Dans cette affaire, il est question de 95 victimes de trafic soudanaises et érythréennes, dont dix mineures. Myria expose les éléments à charge: « le réseau criminel organisait non seulement des transports clandestins vers le Royaume -Uni via les parkings le long de l’autoroute vers la côte belge, mais aussi des trajets de voyage avec des faux documents vers le Canada. Les éléments incriminants dans le dossier ont essentiellement été obtenus par des écoutes téléphoniques. Celles-ci ont révélé entre autres le transport de personnes dans des camions frigorifiques, une pratique qui met les vies des migrants en péril (ex : certains sms ont été envoyés par des victimes qui voulaient être libérées des camions frigorifiques). » Myria s’est constitué partie civile « contre neuf personnes vis-à-vis desquelles le dossier judiciaire rend fortement plausible qu’ils ont retiré ou visé un avantage patrimonial. »

Un dossier très sensible

Le Centre fédéral Migrations détaille que « les actes à la base de ce but lucratif peuvent varier et inclure des services de soutien comme cacher un trafiquant, exécuter des transferts d’argents pour des trafiquants, acheter des cartes SIM en son propre nom pour des trafiquants, introduire des faux documents à l’intérieur d’un centre fermé, agir comme personne de contact entre un trafiquant dans un centre fermé et ses complices… « 

Ce dossier, que les plateformes citoyenne de soutien aux réfugiés ont rebaptisé « le procès de la solidarité  » car elles le voient comme une tentative de criminaliser l’aide aux migrants présents sur le territoire belge, est très sensible rappelle Myria.

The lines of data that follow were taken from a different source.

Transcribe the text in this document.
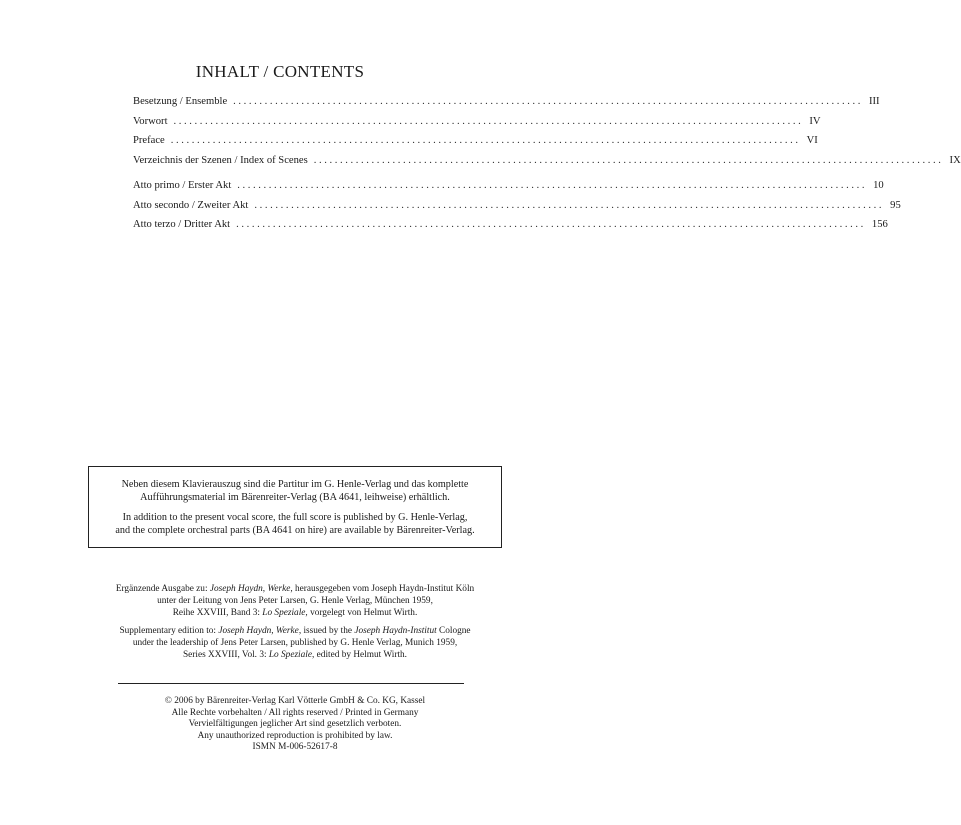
INHALT / CONTENTS
Besetzung / Ensemble ........................................................................................................................ III
Vorwort ........................................................................................................................ IV
Preface ........................................................................................................................ VI
Verzeichnis der Szenen / Index of Scenes ........................................................................................................................ IX
Atto primo / Erster Akt ........................................................................................................................ 10
Atto secondo / Zweiter Akt ........................................................................................................................ 95
Atto terzo / Dritter Akt ........................................................................................................................ 156

Neben diesem Klavierauszug sind die Partitur im G. Henle-Verlag und das komplette
Aufführungsmaterial im Bärenreiter-Verlag (BA 4641, leihweise) erhältlich.

In addition to the present vocal score, the full score is published by G. Henle-Verlag,
and the complete orchestral parts (BA 4641 on hire) are available by Bärenreiter-Verlag.

Ergänzende Ausgabe zu: Joseph Haydn, Werke, herausgegeben vom Joseph Haydn-Institut Köln

unter der Leitung von Jens Peter Larsen, G. Henle Verlag, München 1959,

Reihe XXVIII, Band 3: Lo Speziale, vorgelegt von Helmut Wirth.

Supplementary edition to: Joseph Haydn, Werke, issued by the Joseph Haydn-Institut Cologne

under the leadership of Jens Peter Larsen, published by G. Henle Verlag, Munich 1959,

Series XXVIII, Vol. 3: Lo Speziale, edited by Helmut Wirth.

© 2006 by Bärenreiter-Verlag Karl Vötterle GmbH & Co. KG, Kassel

Alle Rechte vorbehalten / All rights reserved / Printed in Germany

Vervielfältigungen jeglicher Art sind gesetzlich verboten.

Any unauthorized reproduction is prohibited by law.

ISMN M-006-52617-8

Certains en parlent aussi comme d’un « procès de l’amalgame ». Le parquet de Termonde, qui a procédé à l’enquête, a en effet mis bénévoles et hébergeurs belges (dont Myriam Berghe et Anouk Van Gestel, deux journalistes), personnes en situation illégale, et présumés trafiquants d’êtres humains dans le même panier, ne faisant aucune différence entre les profils, et renvoyant tous les prévenus devant le tribunal pour les mêmes faits.

Pour Myria, qui ne se constitue pas partie civile contre les trois femmes prévenues dans le dossier (les deux journalistes et Zakia Siouda, une assistante sociale Belgo-marocaine), il est important que cette affaire détermine qui est impliqué, comme auteur, co-auteur ou comme complice, dans le trafic d’êtres humains, l’une des activités criminelles les plus lucratives à l’heure actuelle. « D’abord parce que cette affaire démontre une fois de plus que les réseaux de trafic sont professionnels et flexibles, par l’exploitation de tous les moyens pratiques et humains à leur disposition. Ensuite parce qu’elle pourrait révéler comment des trafiquants peuvent manipuler certains citoyens en les intégrant dans leur modus operandi. »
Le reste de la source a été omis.